La pièce suivante, composée par Joseph Sannicandro, nous semble assez particulière ; elle nous transporte du monde mystique d’Oram vers les rives d’un fleuve bien réel. Nous entendons l’eau, des bruissements et des gens. Le son reste proche de nous tout au long de la pièce, la rivière se déplaçant de gauche à droite tandis que le bruit blanc reste constant. La pièce, al-rambla / Las Ramblas, reste fermement ancrée dans le domaine de l’eau. Au début, elle m’a simplement bercé sans que j’y prête attention, mais sa répétition constante m’a rendu très conscient de ses subtiles variations. Il ne semblait y avoir aucun bruit d’eau répétitif ; chacun avait son propre rythme et sa propre tonalité. Cela rendait chacun d’entre eux spécial, comme si Sannicandro était accroupi près d’une rivière ou d’un ruisseau, écoutant attentivement sa voix. Dans la seconde moitié de la pièce, un moment m’a frappé comme l’incarnation de la claustrophobie, lorsque le bruit blanc s’est soudainement éloigné et que l’environnement s’est déplacé à l’intérieur.

La dernière pièce, Chôra (création) de Rehab Hazgui, commence avec vitalité. Deux explosions retentissantes nous frappent, suivies d’un haka tout droit sorti de la Chambre des communes néo-zélandaise, annonçant la résistance, le changement ou la destruction. Les voix du peuple nous frappent clairement, nous incitant à nous redresser et à prêter attention.
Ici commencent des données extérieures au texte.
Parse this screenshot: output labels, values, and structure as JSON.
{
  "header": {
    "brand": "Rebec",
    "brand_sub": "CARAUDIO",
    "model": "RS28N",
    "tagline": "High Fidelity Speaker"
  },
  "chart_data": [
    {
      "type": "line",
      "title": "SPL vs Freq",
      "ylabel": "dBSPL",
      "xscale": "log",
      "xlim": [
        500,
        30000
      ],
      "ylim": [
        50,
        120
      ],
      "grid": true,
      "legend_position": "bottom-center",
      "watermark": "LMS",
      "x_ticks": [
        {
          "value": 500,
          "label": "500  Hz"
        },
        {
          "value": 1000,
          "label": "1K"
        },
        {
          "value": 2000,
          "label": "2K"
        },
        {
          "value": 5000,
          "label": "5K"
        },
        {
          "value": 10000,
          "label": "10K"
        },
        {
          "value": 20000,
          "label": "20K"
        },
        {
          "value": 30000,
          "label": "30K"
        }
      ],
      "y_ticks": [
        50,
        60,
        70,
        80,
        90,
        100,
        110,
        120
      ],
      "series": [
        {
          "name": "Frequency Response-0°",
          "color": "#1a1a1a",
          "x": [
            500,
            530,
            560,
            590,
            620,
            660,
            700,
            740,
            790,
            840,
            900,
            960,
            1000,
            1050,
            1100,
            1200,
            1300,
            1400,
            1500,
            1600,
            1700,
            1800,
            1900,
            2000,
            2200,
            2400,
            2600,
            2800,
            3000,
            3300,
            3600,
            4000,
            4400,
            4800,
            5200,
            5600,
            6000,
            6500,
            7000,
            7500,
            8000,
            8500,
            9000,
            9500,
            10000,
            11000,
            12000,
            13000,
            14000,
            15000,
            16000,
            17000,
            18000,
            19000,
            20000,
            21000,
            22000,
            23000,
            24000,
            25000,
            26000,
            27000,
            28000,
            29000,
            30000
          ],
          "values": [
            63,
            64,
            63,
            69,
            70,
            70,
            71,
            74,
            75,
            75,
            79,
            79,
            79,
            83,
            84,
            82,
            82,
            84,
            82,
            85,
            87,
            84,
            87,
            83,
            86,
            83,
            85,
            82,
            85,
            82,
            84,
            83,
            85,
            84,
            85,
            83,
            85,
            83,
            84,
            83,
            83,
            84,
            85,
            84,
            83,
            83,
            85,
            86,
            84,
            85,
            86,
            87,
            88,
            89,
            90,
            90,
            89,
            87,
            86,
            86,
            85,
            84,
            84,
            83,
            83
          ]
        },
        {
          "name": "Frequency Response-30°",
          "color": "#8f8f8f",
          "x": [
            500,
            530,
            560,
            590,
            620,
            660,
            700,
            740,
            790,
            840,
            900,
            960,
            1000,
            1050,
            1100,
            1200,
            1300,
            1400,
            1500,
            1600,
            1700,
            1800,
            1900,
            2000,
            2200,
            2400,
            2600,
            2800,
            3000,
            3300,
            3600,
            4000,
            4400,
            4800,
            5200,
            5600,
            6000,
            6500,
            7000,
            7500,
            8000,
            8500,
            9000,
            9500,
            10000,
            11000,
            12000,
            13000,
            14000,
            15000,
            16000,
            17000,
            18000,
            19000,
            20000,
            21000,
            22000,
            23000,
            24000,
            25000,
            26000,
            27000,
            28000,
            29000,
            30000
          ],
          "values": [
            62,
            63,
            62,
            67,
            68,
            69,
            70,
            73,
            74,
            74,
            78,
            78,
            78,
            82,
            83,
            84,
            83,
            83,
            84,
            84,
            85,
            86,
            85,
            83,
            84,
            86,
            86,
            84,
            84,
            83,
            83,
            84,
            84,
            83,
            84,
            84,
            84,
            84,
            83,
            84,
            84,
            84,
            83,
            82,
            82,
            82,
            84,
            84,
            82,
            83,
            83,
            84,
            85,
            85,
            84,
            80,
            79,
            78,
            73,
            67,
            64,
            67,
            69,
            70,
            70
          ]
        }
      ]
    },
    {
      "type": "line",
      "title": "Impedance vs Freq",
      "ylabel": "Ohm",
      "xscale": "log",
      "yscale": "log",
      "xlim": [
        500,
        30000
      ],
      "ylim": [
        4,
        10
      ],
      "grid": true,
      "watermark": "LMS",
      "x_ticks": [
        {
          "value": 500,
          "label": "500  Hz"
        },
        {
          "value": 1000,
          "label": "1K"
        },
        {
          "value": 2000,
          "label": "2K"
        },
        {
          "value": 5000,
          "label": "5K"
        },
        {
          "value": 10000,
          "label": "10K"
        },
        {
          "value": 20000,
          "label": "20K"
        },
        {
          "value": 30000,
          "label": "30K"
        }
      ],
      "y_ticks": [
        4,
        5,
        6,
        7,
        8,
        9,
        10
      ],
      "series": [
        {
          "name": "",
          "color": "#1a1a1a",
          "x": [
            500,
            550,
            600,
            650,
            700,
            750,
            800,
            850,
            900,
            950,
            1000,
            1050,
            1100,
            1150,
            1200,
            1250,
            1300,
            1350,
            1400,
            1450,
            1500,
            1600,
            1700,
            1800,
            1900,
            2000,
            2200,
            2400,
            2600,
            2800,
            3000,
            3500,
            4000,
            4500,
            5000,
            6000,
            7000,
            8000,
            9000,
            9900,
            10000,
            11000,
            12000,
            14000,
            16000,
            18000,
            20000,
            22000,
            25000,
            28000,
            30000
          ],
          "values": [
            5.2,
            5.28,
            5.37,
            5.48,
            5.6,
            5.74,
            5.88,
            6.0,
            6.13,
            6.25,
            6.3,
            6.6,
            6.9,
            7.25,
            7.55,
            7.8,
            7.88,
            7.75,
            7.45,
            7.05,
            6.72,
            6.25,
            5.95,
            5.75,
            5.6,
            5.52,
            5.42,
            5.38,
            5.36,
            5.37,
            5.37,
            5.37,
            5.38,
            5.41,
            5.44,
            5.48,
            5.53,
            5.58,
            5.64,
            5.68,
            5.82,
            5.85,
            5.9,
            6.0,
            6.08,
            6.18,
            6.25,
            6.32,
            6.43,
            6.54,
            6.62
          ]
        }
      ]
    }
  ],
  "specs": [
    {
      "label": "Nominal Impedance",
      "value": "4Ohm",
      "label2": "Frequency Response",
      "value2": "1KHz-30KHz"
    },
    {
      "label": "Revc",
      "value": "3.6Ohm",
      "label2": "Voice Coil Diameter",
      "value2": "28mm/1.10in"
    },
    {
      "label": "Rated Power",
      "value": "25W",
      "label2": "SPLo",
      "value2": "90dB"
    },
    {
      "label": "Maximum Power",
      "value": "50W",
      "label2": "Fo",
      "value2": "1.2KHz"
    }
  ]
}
Ensuite, les tambours prennent le relais, flottant au-dessus de nos têtes. On a l’impression que ces percussionnistes ont transcendé ce plan, au-delà de l’ici et maintenant. À notre niveau, un synthétiseur nous berce. Bien que cela soit agréable, il manque l’intensité et l’urgence qui rendaient l’ouverture si saisissante. Cela semble simplement s’apaiser et s’arrêter là. Ce programme Akousma était incroyablement varié, une occasion rare d’entendre des œuvres qui vont au-delà de ce à quoi on s’attend habituellement dans ce genre de contexte.